Keywords: reasoning, knowledge tracing/discovering/inducing, applications
TL;DR: We conduct a systematic study to examine reasoning and knowledge synergy in scientific problem-solving. We show that reasoning LLMs can be bottlenecked by domain knowledge, while reasoning-fine-tuning can help models surface relevant knowledge.
Abstract: Scientific reasoning tasks pose unique challenges for LLMs, requiring both deep domain knowledge and the ability to apply such knowledge through complex reasoning. While automated scientific reasoners hold great promise for assisting human scientists, currently there is neither a holistic dataset for evaluating scientific reasoning nor are there methods for disentangling the distinct roles of reasoning and knowledge in these tasks. To address these gaps, we introduce **SciReas**, a diverse suite of existing benchmarks for scientific reasoning tasks, and **SciReas-Pro**, a selective subset that requires more complex reasoning. We then propose **KRUX**, an evaluation framework that probes the distinct roles of reasoning and knowledge in scientific tasks.

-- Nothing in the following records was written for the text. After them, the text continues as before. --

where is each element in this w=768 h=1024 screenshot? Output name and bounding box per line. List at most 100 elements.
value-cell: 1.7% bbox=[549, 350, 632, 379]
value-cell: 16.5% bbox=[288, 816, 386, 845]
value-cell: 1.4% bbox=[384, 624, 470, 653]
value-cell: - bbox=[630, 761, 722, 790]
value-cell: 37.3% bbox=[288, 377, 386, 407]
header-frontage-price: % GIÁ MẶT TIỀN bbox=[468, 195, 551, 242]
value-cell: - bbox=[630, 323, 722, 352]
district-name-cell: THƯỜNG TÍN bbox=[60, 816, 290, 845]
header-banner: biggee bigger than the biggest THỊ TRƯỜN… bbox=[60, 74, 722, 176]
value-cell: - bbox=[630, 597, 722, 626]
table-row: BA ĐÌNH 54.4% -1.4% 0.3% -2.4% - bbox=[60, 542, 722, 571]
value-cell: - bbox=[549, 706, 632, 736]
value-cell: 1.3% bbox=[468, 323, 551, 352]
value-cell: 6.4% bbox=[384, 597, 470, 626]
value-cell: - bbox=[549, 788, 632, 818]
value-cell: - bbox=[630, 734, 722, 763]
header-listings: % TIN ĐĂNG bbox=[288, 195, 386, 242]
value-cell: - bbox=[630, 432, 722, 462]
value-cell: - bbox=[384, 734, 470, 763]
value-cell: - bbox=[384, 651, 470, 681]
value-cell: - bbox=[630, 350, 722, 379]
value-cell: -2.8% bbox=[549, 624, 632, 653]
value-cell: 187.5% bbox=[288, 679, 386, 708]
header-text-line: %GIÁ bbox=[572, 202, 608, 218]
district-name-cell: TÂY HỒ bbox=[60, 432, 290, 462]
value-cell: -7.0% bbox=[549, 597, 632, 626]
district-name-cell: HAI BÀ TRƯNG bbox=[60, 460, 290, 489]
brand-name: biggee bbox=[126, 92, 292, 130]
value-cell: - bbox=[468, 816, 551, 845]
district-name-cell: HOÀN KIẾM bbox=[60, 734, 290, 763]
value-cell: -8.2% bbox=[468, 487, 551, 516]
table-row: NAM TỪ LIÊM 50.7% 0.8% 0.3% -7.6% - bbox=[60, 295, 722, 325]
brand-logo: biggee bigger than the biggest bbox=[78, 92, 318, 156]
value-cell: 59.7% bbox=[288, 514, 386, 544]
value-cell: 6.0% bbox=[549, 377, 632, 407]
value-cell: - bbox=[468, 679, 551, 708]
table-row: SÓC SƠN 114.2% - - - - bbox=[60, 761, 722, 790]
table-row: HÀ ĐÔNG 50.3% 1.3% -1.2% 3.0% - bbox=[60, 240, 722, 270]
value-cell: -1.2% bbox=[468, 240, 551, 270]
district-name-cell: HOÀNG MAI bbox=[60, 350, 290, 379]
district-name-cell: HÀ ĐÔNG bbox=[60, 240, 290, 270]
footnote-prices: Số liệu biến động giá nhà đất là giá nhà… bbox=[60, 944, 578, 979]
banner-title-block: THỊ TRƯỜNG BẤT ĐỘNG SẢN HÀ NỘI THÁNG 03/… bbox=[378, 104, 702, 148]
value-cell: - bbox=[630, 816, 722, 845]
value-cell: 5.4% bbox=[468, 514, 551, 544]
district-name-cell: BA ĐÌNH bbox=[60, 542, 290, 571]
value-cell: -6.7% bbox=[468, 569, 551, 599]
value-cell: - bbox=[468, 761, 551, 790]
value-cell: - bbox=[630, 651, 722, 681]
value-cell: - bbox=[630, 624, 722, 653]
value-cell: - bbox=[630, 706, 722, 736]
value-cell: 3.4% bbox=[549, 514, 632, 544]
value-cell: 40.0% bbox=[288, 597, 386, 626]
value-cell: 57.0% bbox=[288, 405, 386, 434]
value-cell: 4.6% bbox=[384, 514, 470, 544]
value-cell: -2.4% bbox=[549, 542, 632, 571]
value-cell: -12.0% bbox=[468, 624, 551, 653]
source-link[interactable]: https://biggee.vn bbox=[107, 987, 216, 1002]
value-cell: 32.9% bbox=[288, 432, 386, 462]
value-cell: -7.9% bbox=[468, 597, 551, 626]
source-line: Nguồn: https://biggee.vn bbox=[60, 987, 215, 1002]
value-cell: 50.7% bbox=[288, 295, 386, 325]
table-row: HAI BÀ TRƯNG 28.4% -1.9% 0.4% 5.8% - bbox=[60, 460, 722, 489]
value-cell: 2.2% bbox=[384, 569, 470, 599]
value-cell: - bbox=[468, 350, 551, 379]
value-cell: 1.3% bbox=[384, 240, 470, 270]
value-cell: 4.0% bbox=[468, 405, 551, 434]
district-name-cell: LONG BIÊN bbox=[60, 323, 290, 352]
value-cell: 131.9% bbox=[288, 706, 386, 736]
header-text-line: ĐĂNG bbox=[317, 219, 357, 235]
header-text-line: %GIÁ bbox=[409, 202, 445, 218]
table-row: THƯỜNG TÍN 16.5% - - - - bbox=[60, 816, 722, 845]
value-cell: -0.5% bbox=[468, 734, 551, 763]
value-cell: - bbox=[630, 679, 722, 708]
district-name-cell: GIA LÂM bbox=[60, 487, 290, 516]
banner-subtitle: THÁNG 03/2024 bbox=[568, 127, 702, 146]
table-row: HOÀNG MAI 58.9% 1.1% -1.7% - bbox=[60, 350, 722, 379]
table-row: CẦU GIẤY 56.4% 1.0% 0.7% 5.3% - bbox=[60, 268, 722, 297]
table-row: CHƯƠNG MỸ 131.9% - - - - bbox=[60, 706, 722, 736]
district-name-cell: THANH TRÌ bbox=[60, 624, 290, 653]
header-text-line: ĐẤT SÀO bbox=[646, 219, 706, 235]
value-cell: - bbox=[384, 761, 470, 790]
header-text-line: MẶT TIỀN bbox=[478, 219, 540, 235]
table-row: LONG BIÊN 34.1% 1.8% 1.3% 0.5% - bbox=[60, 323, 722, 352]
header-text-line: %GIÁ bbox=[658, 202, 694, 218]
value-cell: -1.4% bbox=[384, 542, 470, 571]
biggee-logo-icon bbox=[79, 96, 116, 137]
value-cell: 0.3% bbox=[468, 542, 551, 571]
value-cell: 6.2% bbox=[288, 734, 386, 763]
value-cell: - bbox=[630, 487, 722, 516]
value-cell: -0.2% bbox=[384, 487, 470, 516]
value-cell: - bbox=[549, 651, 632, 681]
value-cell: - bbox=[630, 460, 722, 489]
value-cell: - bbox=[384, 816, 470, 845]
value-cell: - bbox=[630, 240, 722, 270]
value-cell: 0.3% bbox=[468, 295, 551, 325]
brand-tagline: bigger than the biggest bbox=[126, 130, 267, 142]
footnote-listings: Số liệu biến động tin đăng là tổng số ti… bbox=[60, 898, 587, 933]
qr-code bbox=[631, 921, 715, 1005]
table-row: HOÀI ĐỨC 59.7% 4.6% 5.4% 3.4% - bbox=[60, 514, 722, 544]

Combining the two, we conduct in-depth analysis that yields several key findings:
(1) Retrieving task-relevant knowledge from parameters is a critical bottleneck for LLMs when carrying out scientific reasoning;
(2) Stronger reasoning models consistently benefit from external knowledge added in-context; and,
(3) Enhancing verbalized reasoning improves LLMs' ability to recall task-relevant knowledge.